Quatre raisons expliquent la bonne santé du marché de la forêt. D'abord, «le prix des bois tout ­comme celui des terres agricoles reste à un niveau bas», fait remarquer Laurent Piermont.

En effet, selon un nouvel indicateur plus précis établi conjointement par la Société forestière et la FnSafer (Fédération nationale des sociétés d'aménagement foncier et d'établissement rural), le prix moyen d'un hectare de forêt en France atteint 3960 euros en 2011. Une hausse de 10,8 % par rapport à l'an dernier. «Les transactions les plus modestes se sont établies autour de 640 euros l'hectare, les plus élevées 12.180 euros l'hectare, précise Robert Levesque en charge des statistiques à la FnSafer. Géographiquement, c'est dans le nord Bassin parisien où les forêts sont les plus coûteuses. Elles sont constituées de feuillus, ont une activité chasse importante et sont entourées des terres agricoles les plus chères de France.» À l'inverse, dans le Massif central, les forêts aux accès pentus plus difficiles, aux essences moins nobles, ont moins la cote. «Elles sont valorisées en dessous de 2500 euros l'hectare», constate Robert Levesque.

Deuxième facteur expliquant l'engouement pour la forêt: la conjoncture. «Par temps de crise, la forêt est un actif de diversification décorrélé dans ces rendements de celui des valeurs financières, renchérit Laurent Piermont. Statistiquement, quand les valeurs financières se portent bien, la forêt garde un rendement modéré.
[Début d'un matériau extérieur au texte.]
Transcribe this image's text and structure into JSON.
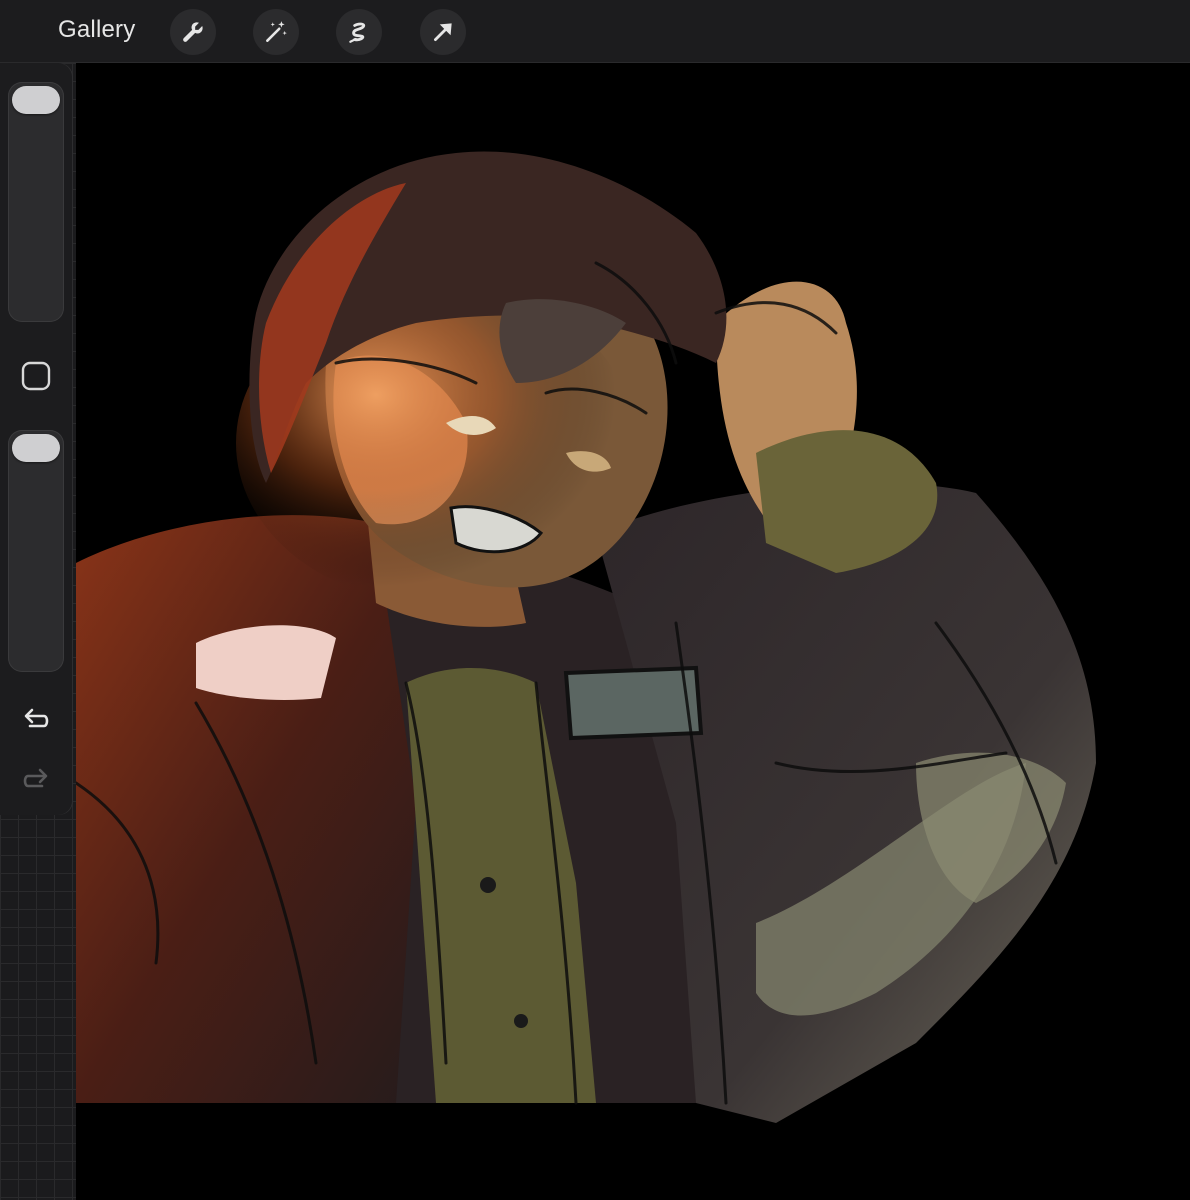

À l'inverse, quand elles se portent mal, la forêt trouve des rendements élevés.»

Une énergie alternative

En outre, la forêt représente un actif réel qui lui confère un rendement certain non négligeable pour les investisseurs à un moment où les marchés sont instables et les valeurs de l'Internet, comme Facebook, en fort repli.
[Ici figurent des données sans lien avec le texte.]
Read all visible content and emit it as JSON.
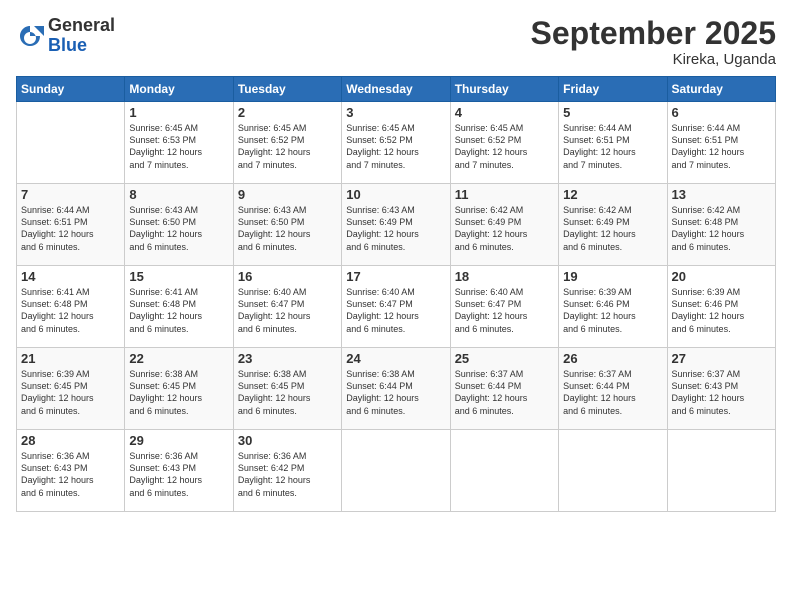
{
  "header": {
    "logo_general": "General",
    "logo_blue": "Blue",
    "month_title": "September 2025",
    "location": "Kireka, Uganda"
  },
  "days_of_week": [
    "Sunday",
    "Monday",
    "Tuesday",
    "Wednesday",
    "Thursday",
    "Friday",
    "Saturday"
  ],
  "weeks": [
    [
      {
        "day": "",
        "info": ""
      },
      {
        "day": "1",
        "info": "Sunrise: 6:45 AM\nSunset: 6:53 PM\nDaylight: 12 hours\nand 7 minutes."
      },
      {
        "day": "2",
        "info": "Sunrise: 6:45 AM\nSunset: 6:52 PM\nDaylight: 12 hours\nand 7 minutes."
      },
      {
        "day": "3",
        "info": "Sunrise: 6:45 AM\nSunset: 6:52 PM\nDaylight: 12 hours\nand 7 minutes."
      },
      {
        "day": "4",
        "info": "Sunrise: 6:45 AM\nSunset: 6:52 PM\nDaylight: 12 hours\nand 7 minutes."
      },
      {
        "day": "5",
        "info": "Sunrise: 6:44 AM\nSunset: 6:51 PM\nDaylight: 12 hours\nand 7 minutes."
      },
      {
        "day": "6",
        "info": "Sunrise: 6:44 AM\nSunset: 6:51 PM\nDaylight: 12 hours\nand 7 minutes."
      }
    ],
    [
      {
        "day": "7",
        "info": "Sunrise: 6:44 AM\nSunset: 6:51 PM\nDaylight: 12 hours\nand 6 minutes."
      },
      {
        "day": "8",
        "info": "Sunrise: 6:43 AM\nSunset: 6:50 PM\nDaylight: 12 hours\nand 6 minutes."
      },
      {
        "day": "9",
        "info": "Sunrise: 6:43 AM\nSunset: 6:50 PM\nDaylight: 12 hours\nand 6 minutes."
      },
      {
        "day": "10",
        "info": "Sunrise: 6:43 AM\nSunset: 6:49 PM\nDaylight: 12 hours\nand 6 minutes."
      },
      {
        "day": "11",
        "info": "Sunrise: 6:42 AM\nSunset: 6:49 PM\nDaylight: 12 hours\nand 6 minutes."
      },
      {
        "day": "12",
        "info": "Sunrise: 6:42 AM\nSunset: 6:49 PM\nDaylight: 12 hours\nand 6 minutes."
      },
      {
        "day": "13",
        "info": "Sunrise: 6:42 AM\nSunset: 6:48 PM\nDaylight: 12 hours\nand 6 minutes."
      }
    ],
    [
      {
        "day": "14",
        "info": "Sunrise: 6:41 AM\nSunset: 6:48 PM\nDaylight: 12 hours\nand 6 minutes."
      },
      {
        "day": "15",
        "info": "Sunrise: 6:41 AM\nSunset: 6:48 PM\nDaylight: 12 hours\nand 6 minutes."
      },
      {
        "day": "16",
        "info": "Sunrise: 6:40 AM\nSunset: 6:47 PM\nDaylight: 12 hours\nand 6 minutes."
      },
      {
        "day": "17",
        "info": "Sunrise: 6:40 AM\nSunset: 6:47 PM\nDaylight: 12 hours\nand 6 minutes."
      },
      {
        "day": "18",
        "info": "Sunrise: 6:40 AM\nSunset: 6:47 PM\nDaylight: 12 hours\nand 6 minutes."
      },
      {
        "day": "19",
        "info": "Sunrise: 6:39 AM\nSunset: 6:46 PM\nDaylight: 12 hours\nand 6 minutes."
      },
      {
        "day": "20",
        "info": "Sunrise: 6:39 AM\nSunset: 6:46 PM\nDaylight: 12 hours\nand 6 minutes."
      }
    ],
    [
      {
        "day": "21",
        "info": "Sunrise: 6:39 AM\nSunset: 6:45 PM\nDaylight: 12 hours\nand 6 minutes."
      },
      {
        "day": "22",
        "info": "Sunrise: 6:38 AM\nSunset: 6:45 PM\nDaylight: 12 hours\nand 6 minutes."
      },
      {
        "day": "23",
        "info": "Sunrise: 6:38 AM\nSunset: 6:45 PM\nDaylight: 12 hours\nand 6 minutes."
      },
      {
        "day": "24",
        "info": "Sunrise: 6:38 AM\nSunset: 6:44 PM\nDaylight: 12 hours\nand 6 minutes."
      },
      {
        "day": "25",
        "info": "Sunrise: 6:37 AM\nSunset: 6:44 PM\nDaylight: 12 hours\nand 6 minutes."
      },
      {
        "day": "26",
        "info": "Sunrise: 6:37 AM\nSunset: 6:44 PM\nDaylight: 12 hours\nand 6 minutes."
      },
      {
        "day": "27",
        "info": "Sunrise: 6:37 AM\nSunset: 6:43 PM\nDaylight: 12 hours\nand 6 minutes."
      }
    ],
    [
      {
        "day": "28",
        "info": "Sunrise: 6:36 AM\nSunset: 6:43 PM\nDaylight: 12 hours\nand 6 minutes."
      },
      {
        "day": "29",
        "info": "Sunrise: 6:36 AM\nSunset: 6:43 PM\nDaylight: 12 hours\nand 6 minutes."
      },
      {
        "day": "30",
        "info": "Sunrise: 6:36 AM\nSunset: 6:42 PM\nDaylight: 12 hours\nand 6 minutes."
      },
      {
        "day": "",
        "info": ""
      },
      {
        "day": "",
        "info": ""
      },
      {
        "day": "",
        "info": ""
      },
      {
        "day": "",
        "info": ""
      }
    ]
  ]
}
Enfin, la biodiversité est favorable au développement du bois dans ses débouchés multiples tant en termes d'énergie alternative aux hydrocarbures que pour la construction. «L'utilisation du plastique et de l'aluminium, gros consommateurs d'énergie, va baisser de plus en plus au profit du bois notamment», prédit Max Penneroux, directeur technique de la Société forestière.

Autant de raisons qui expliquent le profil varié des investisseurs. À côté des banquiers et assureurs qui diversifient leurs fonds propres - ils ont réalisé l'an dernier 40 % des transactions des forêts de plus 100 ha en valeur - s'ajoutent des industriels anticipant de nouvelles valorisations ou des espaces de compensation de grands équipements (TGV, autoroutes...). Pour 2012, le premier trimestre reste actif mais la fin d'année incertaine dans l'attente d'éventuels rabots sur certaines niches fiscales touchant ce secteur.